Brokerages maintain their cautious view on Reliance Communications post Aircel merger.

A Reliance Communications Ltd. employee helps a customer at one of the it’s retail outlets (Photographer: Namas Bhojani/Bloomberg)
A Reliance Communications Ltd. employee helps a customer at one of the it’s retail outlets (Photographer: Namas Bhojani/Bloomberg)

Brokerages are maintaining their cautious stance on Reliance Communications Ltd. after it announced the deal to demerge its wireless business into Aircel Ltd.

Anil Ambani promoted Reliance and Maxis Communications Bhd., which controls Aircel’s parent, will hold 50 percent each in the new company, according to a filing on the stock exchanges.
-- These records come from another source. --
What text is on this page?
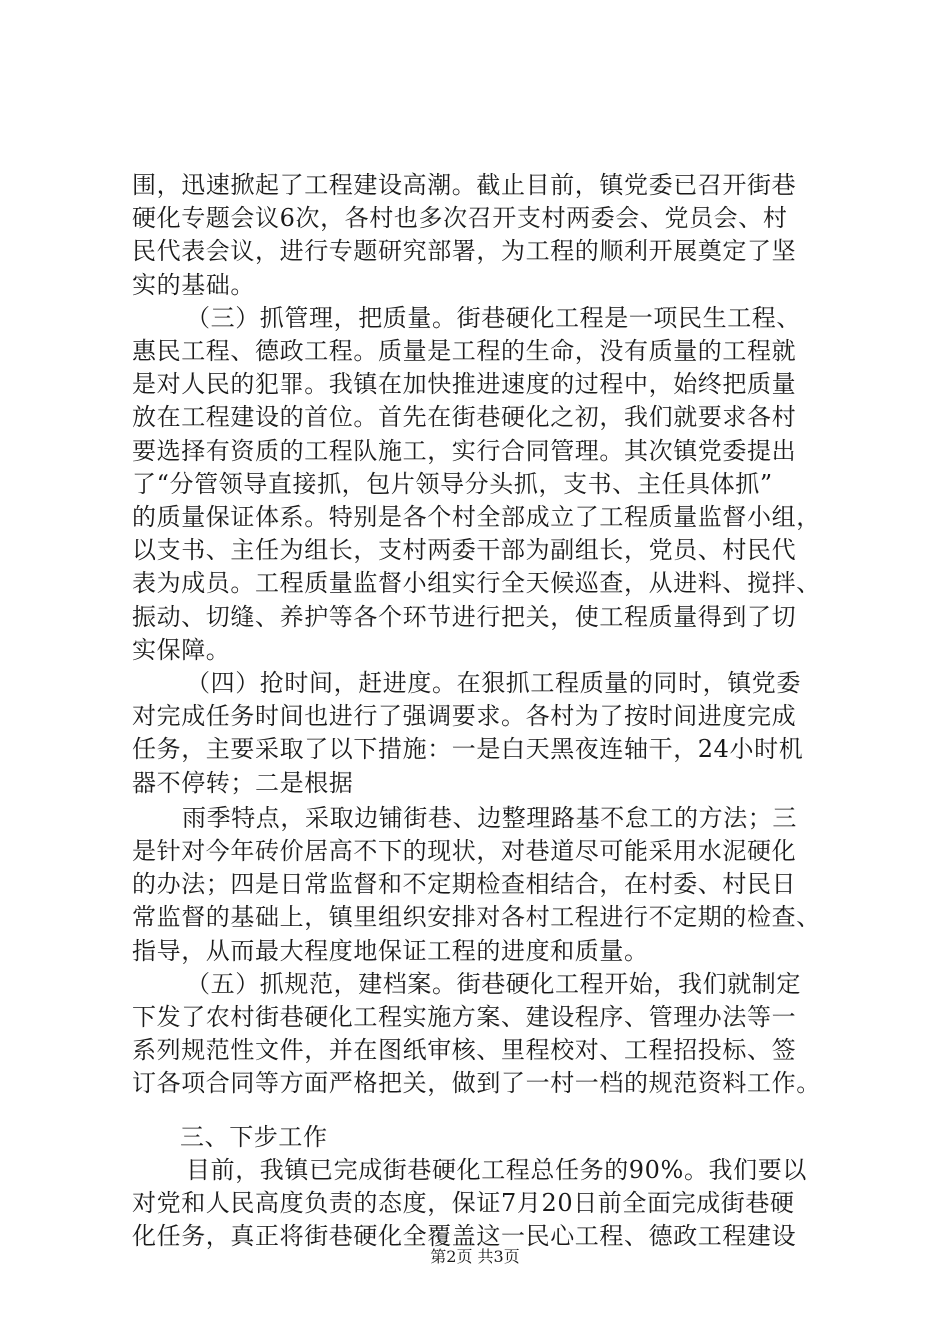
围，迅速掀起了工程建设高潮。截止目前，镇党委已召开街巷
硬化专题会议6次，各村也多次召开支村两委会、党员会、村
民代表会议，进行专题研究部署，为工程的顺利开展奠定了坚
实的基础。
（三）抓管理，把质量。街巷硬化工程是一项民生工程、
惠民工程、德政工程。质量是工程的生命，没有质量的工程就
是对人民的犯罪。我镇在加快推进速度的过程中，始终把质量
放在工程建设的首位。首先在街巷硬化之初，我们就要求各村
要选择有资质的工程队施工，实行合同管理。其次镇党委提出
了“分管领导直接抓，包片领导分头抓，支书、主任具体抓”
的质量保证体系。特别是各个村全部成立了工程质量监督小组，
以支书、主任为组长，支村两委干部为副组长，党员、村民代
表为成员。工程质量监督小组实行全天候巡查，从进料、搅拌、
振动、切缝、养护等各个环节进行把关，使工程质量得到了切
实保障。
（四）抢时间，赶进度。在狠抓工程质量的同时，镇党委
对完成任务时间也进行了强调要求。各村为了按时间进度完成
任务，主要采取了以下措施：一是白天黑夜连轴干，24小时机
器不停转；二是根据
雨季特点，采取边铺街巷、边整理路基不怠工的方法；三
是针对今年砖价居高不下的现状，对巷道尽可能采用水泥硬化
的办法；四是日常监督和不定期检查相结合，在村委、村民日
常监督的基础上，镇里组织安排对各村工程进行不定期的检查、
指导，从而最大程度地保证工程的进度和质量。
（五）抓规范，建档案。街巷硬化工程开始，我们就制定
下发了农村街巷硬化工程实施方案、建设程序、管理办法等一
系列规范性文件，并在图纸审核、里程校对、工程招投标、签
订各项合同等方面严格把关，做到了一村一档的规范资料工作。
三、下步工作
目前，我镇已完成街巷硬化工程总任务的90%。我们要以
对党和人民高度负责的态度，保证7月20日前全面完成街巷硬
化任务，真正将街巷硬化全覆盖这一民心工程、德政工程建设
第2页 共3页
The deal, which is expected to be closed in 2017, will help Reliance reduce its debt by Rs 20,000 crore, or more than 40 percent of its total, and Aircel by Rs 4,000 crore.

Brokerages including Credit Suisse and Bank of America Merrill Lynch point out that the merged entity will remain one of the most levered telecom company in India, which in turn may limit its ability to invest.

Brokerages will put out their final note to clients after the Reliance’s conference call later today.

HSBC

  • Maintains ‘sell’ rating with price target of Rs 45 per share.
  • Deal approval process to be time consuming.
  • Overall integration to be tricky especially branding.
  • Primary focus of the merged entity is likely to be debt reduction and this raises concerns on ability to retain subscribers.
  • One potential opportunity for the merged entity could be their 3G spectrum holding with 10 MHz in 8 circles.

Credit Suisse

  • Maintains ‘underperform’ rating with price target of Rs 40 per share.
  • The merged entity will be amongst the top 3 in terms of number of subscribers and amongst the top 4 in terms of revenue share and spectrum market share, respectively.
  • The merged entity will have pan India 2G coverage, and 3G coverage in 18 circles.
  • Merged entity will be one of the most levered telco with limited ability to invest.
  • Primary synergies to come from operation expenditure rationalisation.
  • The deal will be marginal positive for the rest of sector, and marginal negative for tower companies.

Bank of America Merrill Lynch

  • Maintains ‘underperform’ rating with price target of Rs 39.
  • Reliance Communications’ wireless business will continue to lose market share given lack of strong brand, lower capex investments and expected increase in market competition post Jio launch.

Morgan Stanley

  • Maintains ‘overweight’ rating with price target of Rs 93 (most aggressive target price)
  • Reliance Communications to benefit as 1,800 MHz spectrum expiry will be pushed from 2021 to 2024/2026.
  • Company to also benefit from stronger 2,100 MHz spectrum portfolio of the combined entities.

Shares of Reliance Communications opened 3.6 percent higher at Rs 53 before paring gains and trading largely unchanged as of 12 p.m.